O Instituto de Cardiologia do Distrito Federal (ICDF) interrompeu, na última quarta-feira (24), o atendimento dos casos eletivos, sob a alegação de que o Governo do Distrito Federal (GDF) deve mais de R$ 26 milhões e, com isso, não tem estoque suficiente para realizar os serviços com excelência. A Secretaria de Saúde (SES/DF), no entanto, nega qualquer tipo de atraso nos pagamentos feitos para os procedimentos eletivos à instituição.
A pasta e o Instituto, mantido pela Fundação Universitária de Cardiologia, tem uma parceria. O ICDF é responsável por realizar cirurgias de alta complexidade e transplantes de órgãos.
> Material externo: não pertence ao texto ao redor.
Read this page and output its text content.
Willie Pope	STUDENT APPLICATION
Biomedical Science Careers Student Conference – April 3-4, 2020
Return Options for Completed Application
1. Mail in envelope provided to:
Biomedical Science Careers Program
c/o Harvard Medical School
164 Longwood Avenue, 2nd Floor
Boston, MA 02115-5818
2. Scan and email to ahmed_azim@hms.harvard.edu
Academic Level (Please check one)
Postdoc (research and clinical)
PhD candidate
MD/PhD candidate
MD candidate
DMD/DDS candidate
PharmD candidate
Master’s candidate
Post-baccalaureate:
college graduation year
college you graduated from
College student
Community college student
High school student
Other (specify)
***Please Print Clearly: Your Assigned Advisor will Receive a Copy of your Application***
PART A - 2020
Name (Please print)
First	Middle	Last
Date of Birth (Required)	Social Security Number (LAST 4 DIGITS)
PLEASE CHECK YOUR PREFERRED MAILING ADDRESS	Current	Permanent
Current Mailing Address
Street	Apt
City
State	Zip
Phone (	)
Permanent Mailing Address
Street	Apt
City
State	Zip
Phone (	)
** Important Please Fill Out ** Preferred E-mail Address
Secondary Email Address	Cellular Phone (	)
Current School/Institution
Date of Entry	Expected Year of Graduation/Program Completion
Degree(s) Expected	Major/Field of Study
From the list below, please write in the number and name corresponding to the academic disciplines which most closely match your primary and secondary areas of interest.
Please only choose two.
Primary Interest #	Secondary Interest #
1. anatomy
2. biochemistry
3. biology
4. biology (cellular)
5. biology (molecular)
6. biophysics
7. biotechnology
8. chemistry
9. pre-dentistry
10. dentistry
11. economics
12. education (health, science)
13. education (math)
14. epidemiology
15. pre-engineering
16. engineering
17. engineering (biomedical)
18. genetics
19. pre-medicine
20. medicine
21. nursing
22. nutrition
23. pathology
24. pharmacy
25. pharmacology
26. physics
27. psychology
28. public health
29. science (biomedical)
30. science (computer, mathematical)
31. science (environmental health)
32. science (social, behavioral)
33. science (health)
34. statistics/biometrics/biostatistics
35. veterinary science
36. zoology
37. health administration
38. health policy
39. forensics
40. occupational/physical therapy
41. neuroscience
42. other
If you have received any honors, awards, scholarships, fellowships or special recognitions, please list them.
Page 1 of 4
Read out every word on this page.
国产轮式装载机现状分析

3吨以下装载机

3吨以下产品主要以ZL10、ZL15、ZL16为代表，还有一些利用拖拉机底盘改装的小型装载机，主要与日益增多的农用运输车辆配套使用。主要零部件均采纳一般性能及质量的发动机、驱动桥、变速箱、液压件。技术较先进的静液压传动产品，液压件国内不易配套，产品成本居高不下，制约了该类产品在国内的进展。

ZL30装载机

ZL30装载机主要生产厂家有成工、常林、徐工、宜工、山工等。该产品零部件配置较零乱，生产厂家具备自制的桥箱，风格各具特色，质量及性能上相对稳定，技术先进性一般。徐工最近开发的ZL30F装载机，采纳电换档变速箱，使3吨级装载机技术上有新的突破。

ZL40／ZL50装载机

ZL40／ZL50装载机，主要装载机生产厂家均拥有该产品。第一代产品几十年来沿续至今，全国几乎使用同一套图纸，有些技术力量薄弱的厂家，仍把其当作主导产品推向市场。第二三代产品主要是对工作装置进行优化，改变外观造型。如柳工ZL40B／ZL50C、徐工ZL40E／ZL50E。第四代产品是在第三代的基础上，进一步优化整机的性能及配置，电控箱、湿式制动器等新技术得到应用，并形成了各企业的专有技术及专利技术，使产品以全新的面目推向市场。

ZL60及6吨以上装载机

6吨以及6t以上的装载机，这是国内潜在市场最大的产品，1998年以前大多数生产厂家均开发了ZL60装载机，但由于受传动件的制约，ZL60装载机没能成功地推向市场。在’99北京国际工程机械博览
Desde 2009, ano em que essa colaboração iniciou, foram realizados mais de 444 mil atendimentos em cardiologia e 1.375 transplantes pelo Sistema Único de Saúde (SUS).
A entidade afirmou em nota que “enfrenta, atualmente, uma grande instabilidade financeira e um sério desabastecimento de insumos, motivo pelo qual interrompeu o atendimento dos pacientes eletivos”. Porém, todos os casos de urgência e emergência continuarão sendo realizados no local.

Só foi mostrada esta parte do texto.